Google’s dual-CLI strategy — Gemini CLI (2025.6) for AI coding agents, gws (2026.3) for Workspace agents. Google is turning the terminal into the integrated touchpoint of its ecosystem.

GitHub Copilot CLI GA (Feb 2026) — Microsoft/GitHub also entered terminal-native agents fully. A multi-model strategy supporting Claude Opus 4.6, GPT-5.3-Codex, and Gemini 3 Pro concurrently.

MCP donated to the Linux Foundation (Dec 2025) — Anthropic’s MCP, with participation from OpenAI, Google, Microsoft, AWS, and Block (Goose), has become a vendor-neutral standard. The coexistence of CLI and MCP is being codified as industry standard.

Warp 2.0 (Jun 2025) — “The first agentic development environment.” An AI agent (Oz) integrated into the terminal itself. Over the course of 2025, 3.2 billion lines of code were edited in Warp.


8. For Developers — What to Do Now

The CLI renaissance demands concrete action from developers.

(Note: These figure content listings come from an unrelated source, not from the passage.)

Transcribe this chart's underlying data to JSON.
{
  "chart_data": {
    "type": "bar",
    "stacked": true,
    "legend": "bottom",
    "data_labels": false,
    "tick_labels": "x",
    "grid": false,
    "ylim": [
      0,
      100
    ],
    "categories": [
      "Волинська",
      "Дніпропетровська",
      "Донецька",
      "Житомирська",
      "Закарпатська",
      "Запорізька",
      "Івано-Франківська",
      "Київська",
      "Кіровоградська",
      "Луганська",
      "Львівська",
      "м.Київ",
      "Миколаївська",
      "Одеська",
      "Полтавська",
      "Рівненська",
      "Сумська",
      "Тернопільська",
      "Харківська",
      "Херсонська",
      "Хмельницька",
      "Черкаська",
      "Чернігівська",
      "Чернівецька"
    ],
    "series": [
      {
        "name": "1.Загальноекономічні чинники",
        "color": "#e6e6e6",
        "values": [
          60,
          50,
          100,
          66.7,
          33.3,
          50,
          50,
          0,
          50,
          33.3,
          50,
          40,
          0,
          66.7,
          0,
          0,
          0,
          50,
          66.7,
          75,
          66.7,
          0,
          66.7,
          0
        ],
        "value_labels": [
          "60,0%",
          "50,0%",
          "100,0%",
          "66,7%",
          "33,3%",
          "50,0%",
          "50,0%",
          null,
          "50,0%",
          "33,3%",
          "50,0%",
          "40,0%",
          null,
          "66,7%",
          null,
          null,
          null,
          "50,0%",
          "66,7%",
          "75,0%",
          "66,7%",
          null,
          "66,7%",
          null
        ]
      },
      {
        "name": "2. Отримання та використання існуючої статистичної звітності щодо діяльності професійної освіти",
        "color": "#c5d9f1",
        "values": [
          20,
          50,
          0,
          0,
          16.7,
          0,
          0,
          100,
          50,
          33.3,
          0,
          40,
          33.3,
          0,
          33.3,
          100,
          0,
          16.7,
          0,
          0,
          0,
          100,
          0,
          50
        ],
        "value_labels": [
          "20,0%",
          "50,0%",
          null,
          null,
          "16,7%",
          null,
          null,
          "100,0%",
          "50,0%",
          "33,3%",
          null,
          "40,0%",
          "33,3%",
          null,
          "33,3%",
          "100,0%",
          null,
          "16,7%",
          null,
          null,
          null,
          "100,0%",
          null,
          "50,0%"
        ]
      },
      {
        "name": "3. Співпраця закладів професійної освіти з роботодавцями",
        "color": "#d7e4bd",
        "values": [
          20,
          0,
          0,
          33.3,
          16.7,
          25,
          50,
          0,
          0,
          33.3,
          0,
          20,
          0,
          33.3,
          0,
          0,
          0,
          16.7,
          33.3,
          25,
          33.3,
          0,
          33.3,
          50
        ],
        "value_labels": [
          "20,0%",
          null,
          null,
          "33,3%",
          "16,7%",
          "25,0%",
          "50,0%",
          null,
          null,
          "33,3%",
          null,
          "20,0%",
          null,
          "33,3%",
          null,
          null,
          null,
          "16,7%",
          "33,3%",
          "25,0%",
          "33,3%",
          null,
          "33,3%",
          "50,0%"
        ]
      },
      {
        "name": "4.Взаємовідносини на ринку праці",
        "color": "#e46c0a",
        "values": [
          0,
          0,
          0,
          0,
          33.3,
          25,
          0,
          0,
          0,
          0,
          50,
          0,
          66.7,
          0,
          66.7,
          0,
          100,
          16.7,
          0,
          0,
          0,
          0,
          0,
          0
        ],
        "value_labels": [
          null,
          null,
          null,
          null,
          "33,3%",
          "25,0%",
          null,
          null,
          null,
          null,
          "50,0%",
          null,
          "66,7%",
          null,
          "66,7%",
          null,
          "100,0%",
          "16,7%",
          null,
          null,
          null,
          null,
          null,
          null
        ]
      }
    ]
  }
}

Go Deeper on the CLIs You Already Use

gh, git, docker, kubectl, aws — learn the advanced features of tools already on your machine. Field selection in gh pr list --json, JMESPath filtering in aws --query, JSONPath in kubectl — these decide the efficiency of your AI agent.

Try the New CLIs

  • uv — if you’re managing Python environments, it’s worth switching today
  • bun — 20–40× faster package install than npm
  • gws — manage Google Workspace from the terminal (still experimental, but the direction is clear)

Adopt at Least One AI Coding CLI

Claude Code, Gemini CLI, Codex CLI, Aider, OpenCode — integrate at least one into your daily workflow. As of 2026, developing without an AI coding CLI is the same kind of handicap as coding without an IDE.

If You Build CLIs — Design for Agents

If you maintain or build a service CLI:

  • A --json output option is no longer optional; it’s required
  • Provide --dry-run previews for destructive operations
  • Consider schema introspection (a schema subcommand)
  • Design assuming an agent will use it

Closing — The Oldest Interface Becomes the Newest

The CLI’s history runs half a century. In all that time, the CLI never died. The GUI arrived, the web arrived, mobile arrived, no-code arrived — and the terminal was always still there.

But what’s happening in 2025–2026 is not mere survival. The CLI is being repositioned at the front line of software interfaces. A new kind of user, the AI agent, has appeared, and for that user the most efficient interface is the CLI.

Claude Code at $2.5B in annual revenue. Gemini CLI at 70,000 stars. gws at 14,500 stars three days post-launch. OpenCode at 95,000 stars. The numbers attest to the trend.

In 2026, the terminal is no longer “a power user’s tool.” It is the center stage of software development where AI agents and humans coexist. The oldest interface has become the default interface of the newest era.